Introduction: We aimed to replicate the strong associations that a recent genome wide association study (GWAS) has found between 16 single nucleotide polymorphisms (SNPs) and response to anti-tumour necrosis factor (TNF) treatment in 89 patients with rheumatoid arthritis (RA). This study is very important because, according to published simulations, associations as strong as the reported ones will mean that these SNPs could be used as predictors of response at the individual level.

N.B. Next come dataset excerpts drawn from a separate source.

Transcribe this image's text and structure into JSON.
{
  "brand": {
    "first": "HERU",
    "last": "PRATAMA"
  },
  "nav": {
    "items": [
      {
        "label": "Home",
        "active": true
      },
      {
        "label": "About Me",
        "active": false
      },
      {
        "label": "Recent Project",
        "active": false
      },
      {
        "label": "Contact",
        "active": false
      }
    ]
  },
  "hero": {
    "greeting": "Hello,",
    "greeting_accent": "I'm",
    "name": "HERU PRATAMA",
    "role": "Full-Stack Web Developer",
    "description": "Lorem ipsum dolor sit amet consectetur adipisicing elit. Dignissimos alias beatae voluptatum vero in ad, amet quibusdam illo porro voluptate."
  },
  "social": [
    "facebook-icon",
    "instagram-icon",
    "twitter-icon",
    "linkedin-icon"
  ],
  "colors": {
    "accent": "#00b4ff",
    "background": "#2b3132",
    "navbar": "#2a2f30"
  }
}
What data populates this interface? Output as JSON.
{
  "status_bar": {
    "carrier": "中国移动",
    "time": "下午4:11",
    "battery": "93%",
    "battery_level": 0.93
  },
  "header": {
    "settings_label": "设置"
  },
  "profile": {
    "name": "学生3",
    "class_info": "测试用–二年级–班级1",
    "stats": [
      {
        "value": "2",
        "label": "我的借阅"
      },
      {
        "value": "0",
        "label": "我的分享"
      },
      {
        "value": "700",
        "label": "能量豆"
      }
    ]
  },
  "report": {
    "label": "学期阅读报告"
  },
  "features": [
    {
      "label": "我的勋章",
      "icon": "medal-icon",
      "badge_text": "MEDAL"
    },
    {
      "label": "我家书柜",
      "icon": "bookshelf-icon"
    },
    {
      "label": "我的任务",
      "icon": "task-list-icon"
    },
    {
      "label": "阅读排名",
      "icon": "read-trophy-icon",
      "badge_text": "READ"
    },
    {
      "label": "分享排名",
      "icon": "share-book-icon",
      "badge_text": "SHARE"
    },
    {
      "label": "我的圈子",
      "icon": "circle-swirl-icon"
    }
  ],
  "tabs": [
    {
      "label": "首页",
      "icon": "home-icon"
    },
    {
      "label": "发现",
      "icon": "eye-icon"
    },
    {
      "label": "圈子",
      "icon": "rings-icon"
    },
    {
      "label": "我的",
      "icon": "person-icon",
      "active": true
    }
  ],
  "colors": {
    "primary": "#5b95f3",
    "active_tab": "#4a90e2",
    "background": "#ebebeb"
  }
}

Methods: Disease activity score (DAS28) was evaluated in 151 anti-TNF treated patients with RA of Spanish ancestry at baseline and every 3 months thereafter. Genotypes of the 16 putative predictor SNPs were obtained by single-base extension. Association between the relative change in DAS28 and SNP genotypes was tested by linear regression. In addition, logistic regression was applied to compare genotypes in non-responders (n = 34) versus good-responders (n = 61) following the EULAR response criteria.
Results: None of the analyses showed any significant association between the 16 SNPs and response to anti-TNF treatments at 3 or 6 months. Results were also negative when only patients treated with infliximab (66.9% of the total) were separately analyzed. These negative results were obtained in spite of a very good statistical power to replicate the reported strong associations.
Conclusions: We still do not have any sound evidence of genetic variants associated with RA response to anti-TNF treatments. In addition, the possibility we had envisaged of using the results of a recent GWAS for prediction in individual patients should be dismissed.